By Dow Jones Business News,
July 25, 2014, 02:55:00 PM EDT
SÃO PAULO--Brazil's central bank on Friday announced measures intended to boost economic growth by freeing up
more money for banks to loan out.
The central bank reduced the amount of money that banks are required to keep as reserves from certain term deposits,
which should free up 30 billion reais ($13.5 billion) for lending, the bank said. The accounts involved currently hold
405 billion reais.
The bank also loosened reserve requirements for payroll-linked loans and auto loans, which could add an additional 15
Brazil's government is trying to improve economic growth ahead of the presidential elections in October. After
expanding 2.5% in 2013, Brazil's economy is expected to grow less than 1% this year, according to economists.
The central bank's action was applauded by bankers. Economists, though, expressed concern about what they see as
contradictory signals from the central bank, which is struggling in its battle against inflation.
"The measures are very important, very positive given the fact that it came at a moment of tepid economic activity,"
according to Luiz Carlos Trabuco Cappi, president of Banco Bradesco SA, one of Brazil's biggest private-sector banks.
The country's weak economic expansion and a potential weakening of Brazil's vigorous labor market are among the main
threats to President Dilma Rousseff's re-election campaign, according to political observers.
Credit growth rates have slowed from about 20% a year as recently as 2010 to about 10% now due to the weaker economy
and the higher indebtedness of Brazilian families.
"I see it as very positive because it paves the way [for banks] to expand loans for certain segments" where credit
growth had slowed, said Itau Chief Executive Officer Roberto Setubal.
Others say the moves don't seem to jibe with the bank's efforts against inflation.
The annual inflation rate had been just under the 6.5% ceiling of the central bank's target range for much of the
year, and the rate finally hit the upper limit in June.
The bank raised its benchmark interest rate nine times between April 2013 and last April to try to rein in price
increases. In the minutes of its most recent monetary policy meeting, released Thursday, the bank emphasized its focus
on keeping prices under control and said it won't be cutting interest rates soon despite the weak economy.
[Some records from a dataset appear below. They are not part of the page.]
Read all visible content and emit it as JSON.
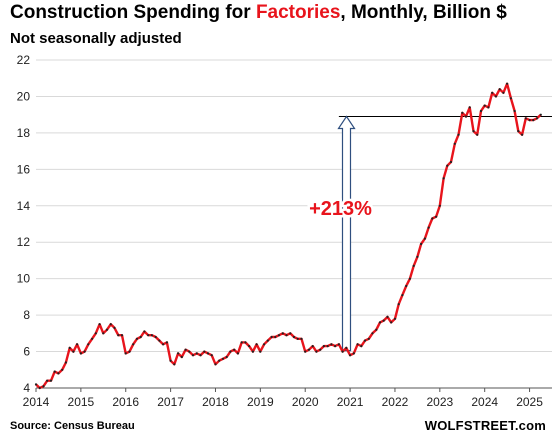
{
  "title": {
    "prefix": "Construction Spending for ",
    "highlight": "Factories",
    "suffix": ", Monthly, Billion $"
  },
  "subtitle": "Not seasonally adjusted",
  "source": "Source: Census Bureau",
  "brand": "WOLFSTREET.com",
  "colors": {
    "line": "#e8141c",
    "markers": "#222222",
    "annotation": "#e8141c",
    "arrow": "#2f4f7f",
    "grid": "#d9d9d9",
    "reference_line": "#000000"
  },
  "chart_data": {
    "type": "line",
    "title": "Construction Spending for Factories, Monthly, Billion $",
    "subtitle": "Not seasonally adjusted",
    "xlabel": "",
    "ylabel": "",
    "xlim": [
      2014,
      2025.5
    ],
    "ylim": [
      4,
      22
    ],
    "x_ticks": [
      "2014",
      "2015",
      "2016",
      "2017",
      "2018",
      "2019",
      "2020",
      "2021",
      "2022",
      "2023",
      "2024",
      "2025"
    ],
    "y_ticks": [
      "4",
      "6",
      "8",
      "10",
      "12",
      "14",
      "16",
      "18",
      "20",
      "22"
    ],
    "grid": "horizontal",
    "start": "2014-01",
    "frequency": "monthly",
    "values": [
      4.2,
      4.0,
      4.1,
      4.4,
      4.4,
      4.9,
      4.8,
      5.0,
      5.4,
      6.2,
      6.0,
      6.4,
      5.9,
      6.0,
      6.4,
      6.7,
      7.0,
      7.5,
      7.0,
      7.2,
      7.5,
      7.3,
      6.9,
      6.9,
      5.9,
      6.0,
      6.4,
      6.7,
      6.8,
      7.1,
      6.9,
      6.9,
      6.8,
      6.6,
      6.4,
      6.5,
      5.5,
      5.3,
      5.9,
      5.7,
      6.1,
      6.0,
      5.8,
      5.9,
      5.8,
      6.0,
      5.9,
      5.8,
      5.3,
      5.5,
      5.6,
      5.7,
      6.0,
      6.1,
      5.9,
      6.5,
      6.5,
      6.3,
      6.0,
      6.4,
      6.0,
      6.4,
      6.6,
      6.8,
      6.8,
      6.9,
      7.0,
      6.9,
      7.0,
      6.8,
      6.7,
      6.7,
      6.0,
      6.1,
      6.3,
      6.0,
      6.1,
      6.3,
      6.3,
      6.4,
      6.3,
      6.4,
      6.0,
      6.2,
      5.8,
      5.9,
      6.4,
      6.3,
      6.6,
      6.7,
      7.0,
      7.2,
      7.6,
      7.7,
      7.9,
      7.6,
      7.8,
      8.6,
      9.1,
      9.6,
      10.0,
      10.7,
      11.2,
      11.9,
      12.2,
      12.8,
      13.3,
      13.4,
      14.0,
      15.5,
      16.2,
      16.4,
      17.4,
      17.9,
      19.1,
      18.9,
      19.4,
      18.1,
      17.9,
      19.2,
      19.5,
      19.4,
      20.2,
      20.0,
      20.4,
      20.2,
      20.7,
      19.9,
      19.2,
      18.1,
      17.9,
      18.8,
      18.7,
      18.7,
      18.8,
      19.0
    ],
    "reference_level": 18.9,
    "annotation": {
      "text": "+213%",
      "from": 6.05,
      "to": 18.9,
      "x": 2020.92
    }
  }
}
"It is hard to understand the reasoning behind the changes announced today that are intended to foster credit
operations at a time when the Brazilian monetary authority tries to tame inflation," said Jankiel Santos, chief
economist at BES Investimento.
Central bank officials have said repeatedly that current inflationary pressures aren't coming from the demand side, so
measures that spur lending have no impact in inflation.